Elle n'était pas seule, toutefois. En train de passer le balais, un homme assez massif aux cheveux grisonnants cessa de se concentrer sur le sol pour me jeter un bref coup d'œil avant de s'en remettre à sa tâche. Je remarquai que son bras droit était amputé au niveau du coude.
-Andréa.
Ana s'approcha de moi, un air indéchiffrable sur le visage.
-Laisse-moi te présenter Nicolae. C'est mon frère. Il est cuisinier.
Alors qu'il s'avançait, je lui fis un sourire aimable en lui tendant la main.
-Enchantée.
Nicolae ne la serra pas. Je crus d'abord que c'était par impolitesse ou bien pour m'irriter, mais je réalisai bien vite que c'était simplement parce qu'il n'y avait pas de main à serrer. Je sentis le sang me monter aux joues.
Nicolae me dévisagea d'un air agacé, mais me grommela tout de même un « bonjour » avec un fort accent que je ne reconnu pas. De nouveau, il se concentra sur la poussière au sol. Je marmonnai un faible « pardon » et m'éloignai en direction de ma patronne, qui me faisait signe de la suivre dans la salle des employés.
-Tu pourras déposer tes effets personnels ici, fit-elle en me désignant un casier sur ma droite.
Avec toute la nonchalance du monde, elle en arracha ensuite un autocollant sur lequel j'eus le temps de lire « Carmen ». Je déposai mon manteau dans le compartiment métallique sans passer de commentaire.
-Alex s'occupera de ta formation. Il ne devrait pas tarder à arriver.
Au même moment, une voix retentit derrière nous.
-C'est qui, elle?
Je me retounai pour voir une fille sur le pas de la porte. Ses longs cheveux bruns encadraient parfaitement son visage rouge de colère.
-Roza, voici Andréa, notre nouvelle serveuse.
Ana avait dit cela avec un maintien sans égal, en dévisageant la nouvelle venue d'un regard insistant. « Tu te calmes, et tout de suite, » disaient ses yeux.

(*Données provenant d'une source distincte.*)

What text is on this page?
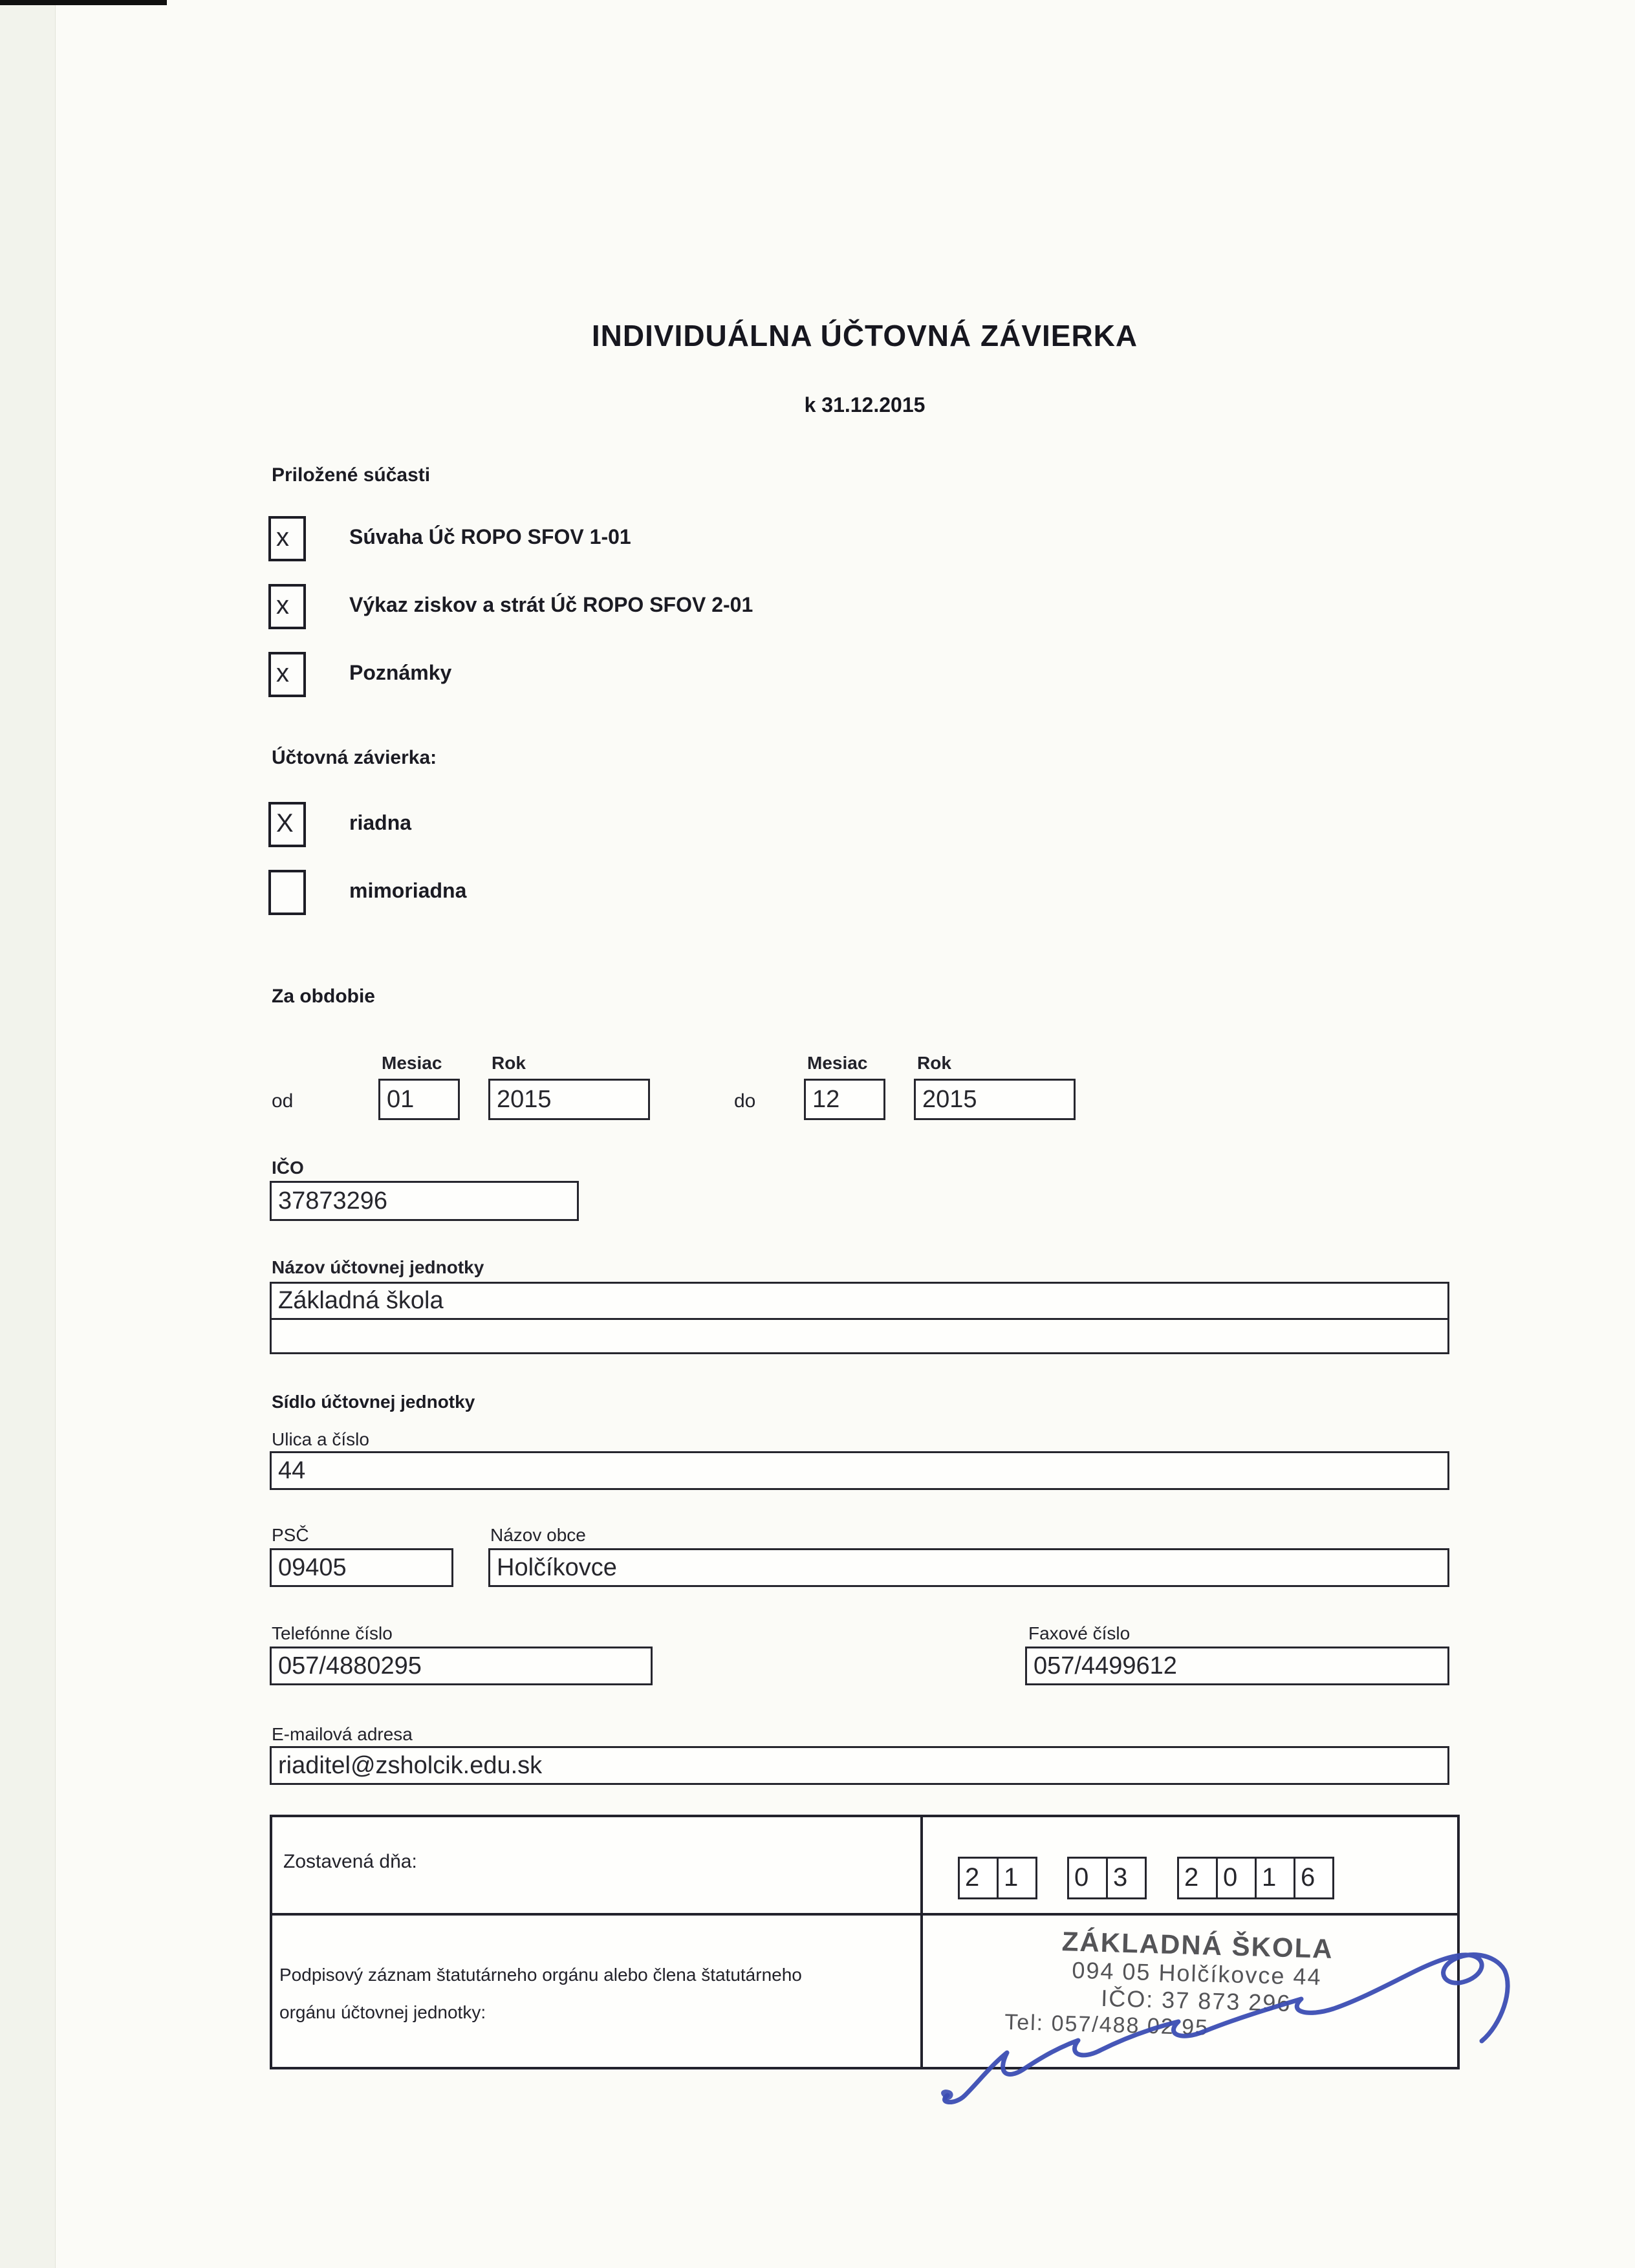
INDIVIDUÁLNA ÚČTOVNÁ ZÁVIERKA
k 31.12.2015
Priložené súčasti
x	Súvaha Úč ROPO SFOV 1-01
x	Výkaz ziskov a strát Úč ROPO SFOV 2-01
x	Poznámky
Účtovná závierka:
X	riadna
mimoriadna
Za obdobie
Mesiac	Rok
od	01	2015
Mesiac	Rok
do 12	2015
IČO
37873296
Názov účtovnej jednotky
Základná škola
Sídlo účtovnej jednotky
Ulica a číslo
44
PSČ	Názov obce
09405	Holčíkovce
Telefónne číslo	Faxové číslo
057/4880295	057/4499612
E-mailová adresa
riaditel@zsholcik.edu.sk
Zostavená dňa:
2 1	0 3	2 0 1 6
Podpisový záznam štatutárneho orgánu alebo člena štatutárneho
orgánu účtovnej jednotky:
ZÁKLADNÁ ŠKOLA
094 05 Holčíkovce 44
IČO: 37 873 296
Tel: 057/488 02 95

Roza ne sembla pas du tout concernée par le sous-entendu de ma patronne.
-Tu te fiches de moi, là? On perd Carmen et Sara, et quarante-huit heures plus tard, tu embauches une nouvelle?
Un silence froid s'installa, mon regard passa de Roza à Ana, cherchant sans résultat une logique à ce mélodrame.
-Bonjour mes amours!
Un garçon entra, tout sourire, puis s'interrompit en voyant la scène.
-... Je suppose que Roza est au courant?
-Tu savais qu'on les remplaçait aujourd'hui? s'emporta la concernée.
Le rouquin leva les mains en signe d'innocence:
-Hé, il nous faut des serveuses, et les jumelles ne sont pas près de revenir. Désolé Rosie.
La tension était palpable, même si Roza était la seule à être en colère. Elle avait beau mesurer un tête de moins que moi (et je n'étais moi-même pas très grande), elle semblait prête à défigurer tout le monde, et je devais avouer qu'elle me faisait un peu peur.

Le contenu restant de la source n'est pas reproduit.